‘Cry out for mercy and for justice’: Salisbury vigil calls for end of migrant detainment

Published 12:00 am Saturday, July 13, 2019

By Liz Moomey
liz.moomey@salisburypost.com

SALISBURY — Gathered outside Piedmont Unitarian Universalist Church, protesters sang “This Little Light of Mine” as they held candles and called for an end to the inhumane treatment of migrants and asylum seekers.

Salisbury’s “Lights for Liberty” vigil was one of the many held outside detention centers and in hundreds of other locations nationwide on Friday night.

Earlier in the evening, the activists joined inside the church to hear community and faith leaders. They included the Rev. Mary Frances Comer of Piedmont Unitarian Universalist Church; Rabbi Andrew Ettin of Temple Israel; the Rev. Kate Morrison of John Calvin Presbyterian Church; Pastor Anthony Smith of Mission House; and Evelyn Medina, the owner of Mean Mug coffeeshop.

“Tonight we come together to say enough,” Morrison said. “Tonight we come together to say this behavior on the behalf of our government and our country cannot be allowed to stand. Tonight we come together to cry out for mercy and for justice.”

Comer said the vigil wasn’t just a call to end cruelty but for revolutionary love. She referenced the words on the Statue of Liberty.

“We’re calling for a country we claim to be: a place where the tired, the poor and hungry are welcome, and where they can find liberty. And so may we usher in that reality,” Comer said.

Ettin recited the “Merger Poem” by Judy Chicago.

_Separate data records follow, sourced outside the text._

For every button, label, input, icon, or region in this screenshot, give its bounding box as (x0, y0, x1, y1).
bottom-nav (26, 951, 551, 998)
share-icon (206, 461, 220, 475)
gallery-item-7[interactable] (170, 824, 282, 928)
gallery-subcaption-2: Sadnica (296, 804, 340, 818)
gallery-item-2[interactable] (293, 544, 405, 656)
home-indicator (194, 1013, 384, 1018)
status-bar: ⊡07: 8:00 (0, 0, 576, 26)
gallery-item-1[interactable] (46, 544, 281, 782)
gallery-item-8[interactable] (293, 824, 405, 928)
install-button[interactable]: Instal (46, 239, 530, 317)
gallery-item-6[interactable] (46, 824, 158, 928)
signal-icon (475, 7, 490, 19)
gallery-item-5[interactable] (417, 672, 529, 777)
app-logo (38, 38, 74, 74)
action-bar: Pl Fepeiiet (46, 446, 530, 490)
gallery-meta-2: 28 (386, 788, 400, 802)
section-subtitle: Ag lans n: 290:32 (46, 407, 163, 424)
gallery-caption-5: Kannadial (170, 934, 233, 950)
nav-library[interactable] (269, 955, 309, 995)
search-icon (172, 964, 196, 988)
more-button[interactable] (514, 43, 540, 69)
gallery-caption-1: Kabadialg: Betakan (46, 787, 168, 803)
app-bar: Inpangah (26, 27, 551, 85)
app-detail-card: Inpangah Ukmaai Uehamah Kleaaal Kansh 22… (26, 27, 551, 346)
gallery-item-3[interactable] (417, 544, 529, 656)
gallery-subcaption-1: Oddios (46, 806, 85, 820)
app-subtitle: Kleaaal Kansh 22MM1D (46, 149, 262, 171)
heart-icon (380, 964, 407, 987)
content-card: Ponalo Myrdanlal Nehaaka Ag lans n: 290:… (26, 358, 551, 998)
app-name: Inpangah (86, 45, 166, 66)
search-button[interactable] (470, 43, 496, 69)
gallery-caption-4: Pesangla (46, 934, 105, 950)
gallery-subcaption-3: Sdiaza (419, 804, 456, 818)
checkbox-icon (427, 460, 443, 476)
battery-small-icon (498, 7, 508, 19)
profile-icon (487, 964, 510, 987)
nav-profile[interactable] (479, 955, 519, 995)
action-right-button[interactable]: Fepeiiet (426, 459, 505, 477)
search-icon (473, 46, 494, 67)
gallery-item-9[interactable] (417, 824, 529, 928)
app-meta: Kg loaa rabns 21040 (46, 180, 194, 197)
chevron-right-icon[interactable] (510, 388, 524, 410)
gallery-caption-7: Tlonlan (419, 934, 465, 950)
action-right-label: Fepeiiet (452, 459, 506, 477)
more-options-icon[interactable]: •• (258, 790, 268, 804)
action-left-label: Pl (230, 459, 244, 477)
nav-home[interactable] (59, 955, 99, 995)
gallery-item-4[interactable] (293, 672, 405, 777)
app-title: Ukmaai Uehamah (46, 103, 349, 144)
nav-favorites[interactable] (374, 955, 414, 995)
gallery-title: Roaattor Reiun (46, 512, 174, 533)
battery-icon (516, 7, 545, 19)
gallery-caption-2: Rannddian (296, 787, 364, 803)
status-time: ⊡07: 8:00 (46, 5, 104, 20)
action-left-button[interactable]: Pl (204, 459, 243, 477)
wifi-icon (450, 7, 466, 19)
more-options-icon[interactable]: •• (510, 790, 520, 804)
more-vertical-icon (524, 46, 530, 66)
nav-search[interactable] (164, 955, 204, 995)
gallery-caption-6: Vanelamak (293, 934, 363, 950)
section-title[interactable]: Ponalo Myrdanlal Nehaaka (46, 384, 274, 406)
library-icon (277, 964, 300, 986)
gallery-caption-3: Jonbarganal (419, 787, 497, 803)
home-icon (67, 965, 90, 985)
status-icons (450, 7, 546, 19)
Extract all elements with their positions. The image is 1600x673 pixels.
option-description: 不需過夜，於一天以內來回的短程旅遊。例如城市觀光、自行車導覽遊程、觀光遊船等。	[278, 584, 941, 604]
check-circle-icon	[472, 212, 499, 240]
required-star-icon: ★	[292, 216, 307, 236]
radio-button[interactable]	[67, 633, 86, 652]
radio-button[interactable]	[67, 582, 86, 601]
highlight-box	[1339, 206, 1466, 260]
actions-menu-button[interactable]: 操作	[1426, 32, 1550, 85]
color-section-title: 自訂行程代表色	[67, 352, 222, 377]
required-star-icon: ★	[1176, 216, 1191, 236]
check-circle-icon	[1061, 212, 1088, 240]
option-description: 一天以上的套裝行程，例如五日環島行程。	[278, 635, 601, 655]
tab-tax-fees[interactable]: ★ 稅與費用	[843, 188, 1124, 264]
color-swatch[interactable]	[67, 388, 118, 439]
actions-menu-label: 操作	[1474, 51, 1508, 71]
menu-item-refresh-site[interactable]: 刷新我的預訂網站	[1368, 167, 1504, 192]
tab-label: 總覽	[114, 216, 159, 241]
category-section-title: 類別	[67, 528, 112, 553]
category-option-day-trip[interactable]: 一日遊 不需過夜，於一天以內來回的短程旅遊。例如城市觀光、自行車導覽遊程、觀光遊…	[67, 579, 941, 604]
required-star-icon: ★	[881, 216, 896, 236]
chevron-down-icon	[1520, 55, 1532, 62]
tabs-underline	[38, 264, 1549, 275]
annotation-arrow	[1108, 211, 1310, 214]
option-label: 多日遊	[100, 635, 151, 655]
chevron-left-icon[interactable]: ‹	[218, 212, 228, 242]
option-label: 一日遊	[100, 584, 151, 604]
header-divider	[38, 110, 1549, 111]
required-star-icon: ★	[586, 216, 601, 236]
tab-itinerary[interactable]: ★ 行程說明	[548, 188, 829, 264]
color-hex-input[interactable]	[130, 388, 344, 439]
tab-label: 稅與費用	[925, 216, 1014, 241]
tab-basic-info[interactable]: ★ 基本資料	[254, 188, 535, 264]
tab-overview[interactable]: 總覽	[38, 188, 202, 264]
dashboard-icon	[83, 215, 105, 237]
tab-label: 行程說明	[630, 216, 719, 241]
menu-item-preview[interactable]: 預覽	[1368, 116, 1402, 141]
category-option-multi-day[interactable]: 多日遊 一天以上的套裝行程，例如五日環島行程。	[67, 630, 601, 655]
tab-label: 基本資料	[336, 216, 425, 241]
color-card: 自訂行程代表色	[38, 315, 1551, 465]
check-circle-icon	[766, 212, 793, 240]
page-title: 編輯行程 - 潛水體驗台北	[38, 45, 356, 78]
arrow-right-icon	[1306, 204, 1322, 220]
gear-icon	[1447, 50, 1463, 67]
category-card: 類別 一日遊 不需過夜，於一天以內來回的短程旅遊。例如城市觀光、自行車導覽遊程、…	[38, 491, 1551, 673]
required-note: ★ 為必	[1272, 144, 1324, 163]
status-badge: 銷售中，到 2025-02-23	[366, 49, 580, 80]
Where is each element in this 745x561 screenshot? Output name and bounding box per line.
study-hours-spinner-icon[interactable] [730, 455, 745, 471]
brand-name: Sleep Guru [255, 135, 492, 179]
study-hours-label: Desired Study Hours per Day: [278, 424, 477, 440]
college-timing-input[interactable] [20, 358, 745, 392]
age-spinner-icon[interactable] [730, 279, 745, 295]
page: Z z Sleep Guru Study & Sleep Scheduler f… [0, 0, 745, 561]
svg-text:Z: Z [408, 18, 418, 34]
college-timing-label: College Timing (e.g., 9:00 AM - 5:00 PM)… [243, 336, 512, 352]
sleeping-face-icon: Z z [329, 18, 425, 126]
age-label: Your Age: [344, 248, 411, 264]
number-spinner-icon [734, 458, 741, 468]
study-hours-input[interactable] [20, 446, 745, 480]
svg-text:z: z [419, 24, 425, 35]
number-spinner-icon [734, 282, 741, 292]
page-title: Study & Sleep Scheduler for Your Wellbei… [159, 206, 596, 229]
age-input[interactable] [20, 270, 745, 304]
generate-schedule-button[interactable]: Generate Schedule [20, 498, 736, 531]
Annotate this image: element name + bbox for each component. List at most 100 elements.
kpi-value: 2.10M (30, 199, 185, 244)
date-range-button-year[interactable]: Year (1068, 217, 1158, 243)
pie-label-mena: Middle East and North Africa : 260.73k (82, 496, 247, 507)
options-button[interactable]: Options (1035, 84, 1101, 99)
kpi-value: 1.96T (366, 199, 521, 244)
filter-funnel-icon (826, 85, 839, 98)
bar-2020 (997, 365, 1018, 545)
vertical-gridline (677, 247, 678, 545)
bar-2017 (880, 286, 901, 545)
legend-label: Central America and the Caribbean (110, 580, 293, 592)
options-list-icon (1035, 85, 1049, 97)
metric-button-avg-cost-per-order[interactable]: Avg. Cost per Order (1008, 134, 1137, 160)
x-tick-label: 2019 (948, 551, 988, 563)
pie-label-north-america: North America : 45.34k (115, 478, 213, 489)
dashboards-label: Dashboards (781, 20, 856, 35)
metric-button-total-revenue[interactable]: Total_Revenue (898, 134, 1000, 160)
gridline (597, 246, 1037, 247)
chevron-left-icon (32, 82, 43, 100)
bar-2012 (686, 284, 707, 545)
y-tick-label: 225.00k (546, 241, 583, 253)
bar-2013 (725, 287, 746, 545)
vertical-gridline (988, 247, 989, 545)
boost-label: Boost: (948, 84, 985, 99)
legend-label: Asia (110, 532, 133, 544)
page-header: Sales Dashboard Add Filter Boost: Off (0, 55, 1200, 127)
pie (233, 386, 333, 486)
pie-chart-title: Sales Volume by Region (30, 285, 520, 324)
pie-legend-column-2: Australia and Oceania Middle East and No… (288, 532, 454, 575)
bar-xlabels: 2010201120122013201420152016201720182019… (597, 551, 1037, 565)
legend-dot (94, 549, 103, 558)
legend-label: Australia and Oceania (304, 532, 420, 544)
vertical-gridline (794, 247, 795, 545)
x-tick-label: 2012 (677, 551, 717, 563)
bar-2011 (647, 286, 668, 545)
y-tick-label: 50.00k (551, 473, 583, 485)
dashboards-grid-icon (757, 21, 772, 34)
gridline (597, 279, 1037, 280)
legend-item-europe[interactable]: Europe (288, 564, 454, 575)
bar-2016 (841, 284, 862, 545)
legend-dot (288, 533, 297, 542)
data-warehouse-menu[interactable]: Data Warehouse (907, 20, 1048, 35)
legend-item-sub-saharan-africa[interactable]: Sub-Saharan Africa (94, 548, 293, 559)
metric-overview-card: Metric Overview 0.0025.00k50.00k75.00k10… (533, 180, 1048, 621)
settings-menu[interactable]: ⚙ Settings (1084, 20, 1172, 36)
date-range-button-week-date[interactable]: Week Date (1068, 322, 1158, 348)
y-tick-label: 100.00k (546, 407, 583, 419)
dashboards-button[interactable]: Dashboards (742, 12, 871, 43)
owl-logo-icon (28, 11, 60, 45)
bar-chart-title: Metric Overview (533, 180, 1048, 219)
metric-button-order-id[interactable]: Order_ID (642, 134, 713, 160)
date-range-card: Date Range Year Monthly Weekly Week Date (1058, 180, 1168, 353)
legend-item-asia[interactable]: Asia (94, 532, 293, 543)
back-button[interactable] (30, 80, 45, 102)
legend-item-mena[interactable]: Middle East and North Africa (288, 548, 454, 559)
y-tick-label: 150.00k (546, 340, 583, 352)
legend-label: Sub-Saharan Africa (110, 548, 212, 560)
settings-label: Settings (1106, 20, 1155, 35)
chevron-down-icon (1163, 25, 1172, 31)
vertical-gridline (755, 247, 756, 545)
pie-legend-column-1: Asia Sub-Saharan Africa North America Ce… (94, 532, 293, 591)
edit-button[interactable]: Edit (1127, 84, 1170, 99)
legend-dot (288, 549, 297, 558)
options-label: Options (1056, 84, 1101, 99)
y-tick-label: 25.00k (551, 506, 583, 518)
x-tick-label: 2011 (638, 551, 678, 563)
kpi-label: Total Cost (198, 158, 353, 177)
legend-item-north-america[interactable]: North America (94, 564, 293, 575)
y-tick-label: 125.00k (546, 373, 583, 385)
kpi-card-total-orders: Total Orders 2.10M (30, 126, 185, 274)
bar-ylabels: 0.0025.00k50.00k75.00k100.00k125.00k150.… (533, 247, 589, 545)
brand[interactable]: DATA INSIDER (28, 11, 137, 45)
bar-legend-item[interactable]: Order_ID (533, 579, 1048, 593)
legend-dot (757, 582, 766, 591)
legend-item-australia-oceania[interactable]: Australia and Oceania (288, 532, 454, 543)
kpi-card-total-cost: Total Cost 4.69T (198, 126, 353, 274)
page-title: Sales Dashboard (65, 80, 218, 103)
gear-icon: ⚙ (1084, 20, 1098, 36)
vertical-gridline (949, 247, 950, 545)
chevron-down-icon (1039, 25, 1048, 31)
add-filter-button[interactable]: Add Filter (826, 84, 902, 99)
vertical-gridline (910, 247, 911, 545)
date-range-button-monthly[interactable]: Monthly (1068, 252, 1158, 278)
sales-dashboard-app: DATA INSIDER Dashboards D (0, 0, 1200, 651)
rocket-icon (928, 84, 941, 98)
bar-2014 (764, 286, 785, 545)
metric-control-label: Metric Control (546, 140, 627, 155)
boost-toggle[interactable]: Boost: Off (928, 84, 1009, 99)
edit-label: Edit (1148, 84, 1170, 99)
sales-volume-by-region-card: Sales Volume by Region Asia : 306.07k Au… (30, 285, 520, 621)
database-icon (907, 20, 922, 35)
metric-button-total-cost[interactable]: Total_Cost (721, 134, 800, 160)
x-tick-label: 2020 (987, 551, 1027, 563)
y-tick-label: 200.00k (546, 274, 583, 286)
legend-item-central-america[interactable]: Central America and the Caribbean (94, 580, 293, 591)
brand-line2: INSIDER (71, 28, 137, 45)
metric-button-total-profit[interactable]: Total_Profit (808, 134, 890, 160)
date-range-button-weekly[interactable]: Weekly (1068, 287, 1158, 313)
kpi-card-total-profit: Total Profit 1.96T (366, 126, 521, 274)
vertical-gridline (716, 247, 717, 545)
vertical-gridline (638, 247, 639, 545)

“All that has divided us will merge and then compassion will be wedded to power,” he said, adding that the greed of some will give in to the needs of many and they will all share the earth’s abundance.

There was a feeling of hope and encouragement in the standing-room-only church knowing that those gathered there and in hundreds of other locations were united.

“I remain hopeful today for all of y’all in this building today, because there are meetings like this all over this country right now where people are sounding the alarm,” Smith said. “An alarm that says that, one, we don’t like what is happening on the border. We don’t like what is happening, but also it says that people are beginning to wake up.”

Medina told of being smuggled into the U.S. to be reunited with her mother when she was 7. She hadn’t seen her mother since she was 1.

“It wouldn’t be until many years later that I would understand that her sacrifice was the ultimate sacrifice,” Medina said. “My children are in the back, and as I look at their faces, I could not imagine having to be separated for a minute, much less six years.”

She said she was listening to the radio one day and commentators were comparing the feeling migrant families have to that of those who jumped out of the Twin Towers on Sept. 11.

“Do you think they thought, ‘I will live if I jump from the 115th floor of the towers?’” Medina said. “No. Why did they do it? They did it in desperation. They did it because the alternative was worse. Why do these families travel thousands of miles? As someone who lived in Guatemala as a child with my mother, I can tell you they do it in desperation, because the alternative is worse.”

Medina said she would walk thousands of miles if it meant her kids would be safe again, like the migrant families. 

“I think of my 15-year-old daughter,” Medina said. “If I knew that gang members were going to come and kidnap her and prostitute her and traffic her, would I walk 3,000 miles to the northern border to save my daughter’s life? You’re damn right I would. Would you not?”

Medina said it is not an immigration problem but a human problem.   

Morrison spoke of when she learned about the Holocaust in fifth grade and thought, “We could not let this happen again.” In graduate school, she learned about the internment of Japanese-Americans during World War II. Again, she thought, “we cannot allow for anything to happen like this again.”

“We must learn from our nation’s history and the history of the world to ensure that we are never again faced with the likes of concentration camps,” Morrison said. “Yet here we are.”

She said we should treat everyone like they are our neighbors — our siblings across the globe — and show mercy for those in need.

“Yet when our neighbors to the south come to this country seeking shelter and aid, we do not show mercy. Instead, we show them the insides of cramped cages,” Morrison said. “When our neighbors come seeking a dream of a new and safer life for themselves and for their families, we rip their children from their arms and say that it’s for the best.”

Smith said he feels despair but is reminded that our ancestors fought similar battles. Therefore, Americans can fight as well for those in detainment at the southern border.

“We fight like our ancestors fought,” Smith said. “All those who fought for abolition, all those who fought for women’s rights, those who fought for the civil rights movement, those who are fighting for our brothers and sisters who are queer, trans, lesbian, gay and so forth. We fight like those who have always been fighting. We fight with weapons of mass democracy.”

Several of the speakers said the fight must be done through voting and encouraging others to vote as well.